Distributed GPU training

The examples should be run from a terminal from each node, i.e. run python [filename].py.

Single node, single GPU

Note that this is equivalent to non-distributed training. Training will be performed on the GPU on the first index (0) of the node.

  • Example 1: python example13_housing_dist.py -d gpu.

  • Example 2: python example13_higgs_dist.py -d gpu.

Single node, multiple GPUs

For example when training on 4 GPUs:

  • Example 1: python example13_housing_dist.py -d gpu -p 4.

  • Example 2: python example14_higgs_dist.py -d gpu -p 4.

Multiple nodes, multiple GPUs

  • Example 1. For example when training on two nodes with 8 GPUs each. The master node is located at IP address 192.168.0.1 (this is a mock example) and the port is 29500.

    • On first (master) node: python example13_housing_dist.py -d gpu -p 8 -n 2 -nr 0 --MASTER_ADDR 192.168.0.1 --MASTER_PORT 29500.

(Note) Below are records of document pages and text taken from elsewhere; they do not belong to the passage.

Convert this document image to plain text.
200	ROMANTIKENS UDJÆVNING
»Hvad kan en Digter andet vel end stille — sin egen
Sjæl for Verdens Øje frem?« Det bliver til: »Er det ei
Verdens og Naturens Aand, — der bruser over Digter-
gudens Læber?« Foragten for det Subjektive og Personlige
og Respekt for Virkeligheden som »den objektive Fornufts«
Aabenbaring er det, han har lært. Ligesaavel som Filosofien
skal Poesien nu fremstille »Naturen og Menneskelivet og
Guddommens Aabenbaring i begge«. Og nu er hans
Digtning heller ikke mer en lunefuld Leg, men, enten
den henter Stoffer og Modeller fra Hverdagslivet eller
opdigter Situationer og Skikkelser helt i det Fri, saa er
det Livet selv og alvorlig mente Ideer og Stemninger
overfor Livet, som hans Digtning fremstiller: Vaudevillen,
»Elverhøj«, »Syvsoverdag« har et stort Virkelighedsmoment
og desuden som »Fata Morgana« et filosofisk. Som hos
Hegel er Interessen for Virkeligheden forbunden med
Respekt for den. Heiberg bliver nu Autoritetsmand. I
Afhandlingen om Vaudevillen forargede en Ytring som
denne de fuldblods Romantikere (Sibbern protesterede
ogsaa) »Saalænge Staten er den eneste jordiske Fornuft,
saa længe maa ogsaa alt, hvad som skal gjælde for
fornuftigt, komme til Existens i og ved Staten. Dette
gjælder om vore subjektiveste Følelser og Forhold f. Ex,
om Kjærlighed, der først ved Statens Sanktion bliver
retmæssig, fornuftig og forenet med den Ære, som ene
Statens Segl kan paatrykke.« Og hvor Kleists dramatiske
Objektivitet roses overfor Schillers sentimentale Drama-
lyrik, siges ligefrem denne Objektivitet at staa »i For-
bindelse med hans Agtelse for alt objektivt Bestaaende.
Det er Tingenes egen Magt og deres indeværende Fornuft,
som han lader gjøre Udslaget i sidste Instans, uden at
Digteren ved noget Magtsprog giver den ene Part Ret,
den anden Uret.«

    • On second node: python example13_housing_dist.py -d gpu -p 8 -n 2 -nr 1 --MASTER_ADDR 192.168.0.1 --MASTER_PORT 29500.

  • Example 2. For example when training on four nodes with 2 GPUs each.

    • On first (master) node: python example14_higgs_dist.py -d gpu -p 2 -n 4 -nr 0 --MASTER_ADDR 192.168.0.1 --MASTER_PORT 29500.

    • On second node: python example14_higgs_dist.py -d gpu -p 2 -n 4 -nr 1 --MASTER_ADDR 192.168.0.1 --MASTER_PORT 29500.

    • On third node: python example14_higgs_dist.py -d gpu -p 2 -n 4 -nr 2 --MASTER_ADDR 192.168.0.1 --MASTER_PORT 29500.

    • On fourth node: python example14_higgs_dist.py -d gpu -p 2 -n 4 -nr 3 --MASTER_ADDR 192.168.0.1 --MASTER_PORT 29500.